The second wave of internet-era travel companies has captured the attention of venture capitalists.
In the last five years, travel companies have raised more than $1 billion in venture capital funding. That includes short-term rental startups, travel and tourism apps, marketplaces for “experiences” and other travel or hospitality tech platforms. Airbnb, a $38 billion company and an anomaly in the category, has raised $3 billion in that same time frame, according to PitchBook.
In the last few months alone, aspiring Concur-competitor TripActions and travel activities platform Klook entered the “unicorn” club with large venture rounds that valued both of the businesses at more than $1 billion. Meanwhile, luggage maker Away raised $50 million at a $400 million valuation, TourRadar nabbed $50 million and TravelPerk brought in $44 million. Plus, smaller startups in the space like Rocketrip, Freebirds, IfOnly, KKDay, Duffel and RedDoorz all closed modest funding rounds.
“Something is really happening in the industry; something bigger than us,” TripActions co-founder Ariel Cohen said in a recent conversation with TechCrunch about his company’s $154 million Series C financing. “Different startups are identifying the opportunity here and the fact that companies want to make sure their employees are happy while they are on the go. That’s why you see investments in companies like Brex and like TripActions.”

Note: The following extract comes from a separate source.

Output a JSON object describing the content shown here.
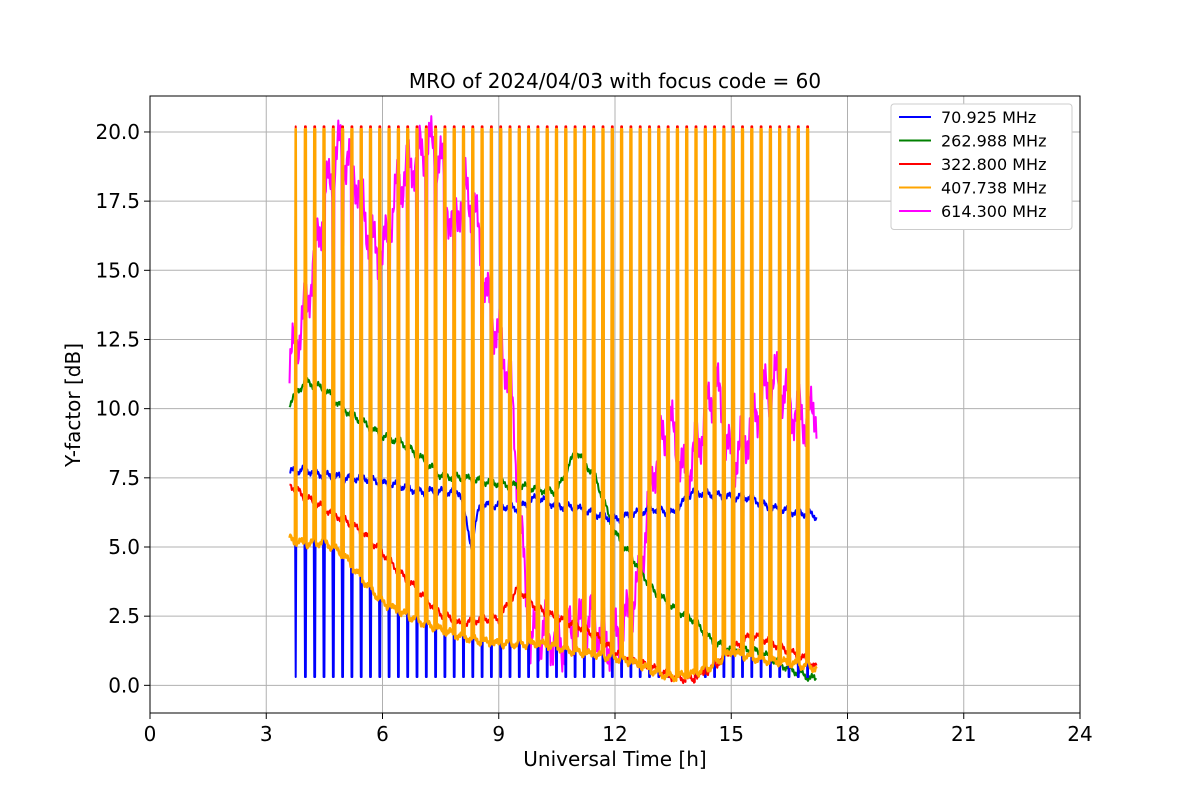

Brex, though not classified as a travel startup, lets startup employees earn extra points on business travel with its corporate credit card for startups. It recently raised a $125 million Series C at a $1.1 billion valuation.
Global travel and tourism is one of the most valuable industries, worth some $7 trillion. The online travel market, in particular, is expected to grow to $817 billion by 2020. VCs are hunting for tech-enabled startups poised to dominate that slice.
“You have a new wave of businesses where all of that digital infrastructure is set up, so the focus can be on things like efficiency, improved customer service, scale and growth — you have a ton of companies popping up catering to those needs,” Defy Partners co-founder Neil Sequeira told TechCrunch. Sequeira was a managing director at General Catalyst when the firm made its first investment in Airbnb.
On the other hand, you have a whole cohort of travel business founded amid the dot-com boom that are looking to technology startups for a much-needed infusion of innovation. Many of those larger companies have become active acquirers, fueling VC interest in the space. SAP Concur, for example, acquired the formerly VC-backed travel-booking startup Hipmunk in 2016. Before that, it bought travel planning company TripIt for $120 million, among others.
Expedia has gobbled up a number of travel brands too, like travel photography community Trover; Airbnb-competitor HomeAway, for which it paid a whopping $3.9 billion in 2015; and, most recently, both Pillow and ApartmentJet.
Many of these acquisitions are for peanuts, which is far from ideal for a venture-funded company. And building a travel business is cash intensive, hence the $4.4 billion Airbnb has raised to date or even TripActions’ $236 million in total VC funding. To keep momentum in the space, companies need to be striking larger M&A deals.
It doesn’t help that many in and around the venture capital industry are predicting an imminent turn in the market. Travel companies, which are reliant upon a consumer’s tendency to spend excess cash, will be among the first sectors to be impacted by hostile economic conditions.
“If the market turns, people aren’t going to spend $10,000 on a trip to Zimbabwe,” Sequeira said, referencing companies like IfOnly, which sells curated experiences.
Travel startups should raise now while the market is hot. The conditions may not remain favorable for long.